Configuring Settings for a Corpus

For each imported corpus, there is a sub-folder in the corpus data folder (per default ~/.annis/v4/) with the corpus name as folder name. In addition to the actual annotations, this corpus folder contains a configuration file named corpus-config.toml with all corpus specific configuration.1

The configuration file is in the human-readable and editable TOML format and can be edited in any text editor. TOML uses so-called tables to specify sub-sections of the configuration. Inside each table, normal key value pairs like in the Java Properties file format can be used. E.g. the following configuration file has the tables/sections [context] and [view]

[context]
# The default context in the user interface
default = 5
# Available context sizes
sizes = [1, 2, 5, 10]
# Maximal context size in tokens
max = 50

[view]
page_size = 10

Maximal Context Size, Context Steps and Result Page Sizes

The maximal context size of ±n tokens from each search result (for the KWIC view, but also for other visualizations) can be set for a corpus using the max key in the [context] table. To configure which steps are actually shown in the front-end (up to the maximum allowed) add the key sizes and use an array as value. By default, the context steps 1, 2, 5 or 10 tokens are available. The default context selected when the corpus is queried, can be set with the default key.

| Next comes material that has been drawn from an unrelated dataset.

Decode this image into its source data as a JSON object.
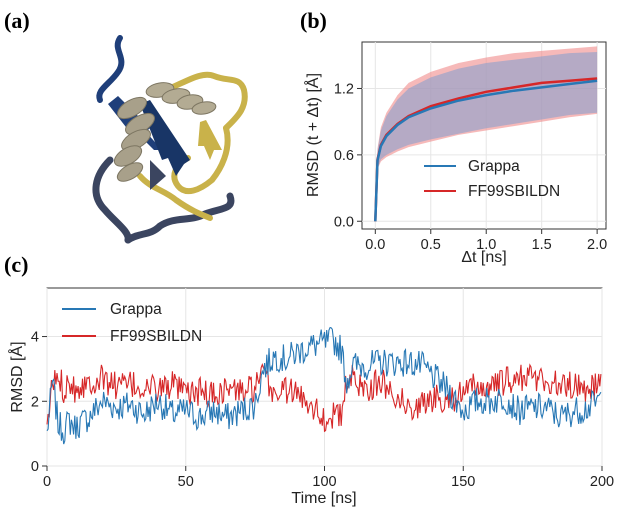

Setting Default Context and Segmentations

In corpora with multiple segmentations, such as historical corpora with conflicting diplomatic and normalized word form layers, it is possible to choose the default segmentation for both search context and the KWIC visualization. To set the relevant segmentations, use the following settings in the corpus-config.toml file.

[context]
# The default segmentation used to generate the context
segmentation="SEGNAME"

[view]
# The default segmentation to show in the user interface (e.g. the KWIC)
base_text_segmentation="SEGNAME"

For more details on segmentations, see the ANNIS Multiple Segmentation Corpora Guide.

Adding Example Queries

User created example queries are stored in the file corpus-config.toml as an array of tables. Each example query starts with the line [[example_queries]] followed by some key value pairs.

[[example_queries]]
query = "\"statisch\""
description = "search for the word \"statisch\""
query_language = "AQL"

[[example_queries]]
query = "/.*lich/"
description = "Search for words ending with \"lich\" (regular expression)"
query_language = "AQL"

[[example_queries]]
query = "\"so\" & \"statisch\" & #1 . #2"
description = "search for the word \"so\" followed by the word \"statisch\""
query_language = "AQL"
1

In ANNIS 3 the corpus specific configuration was distributed over several configuration files (e.g. the corpus.properties file) and database tables (like the resolver_vis_map.annis or example_queries.annis files). When importing an relANNIS corpus, the previous corpus configuration files will be mapped to the new format automatically.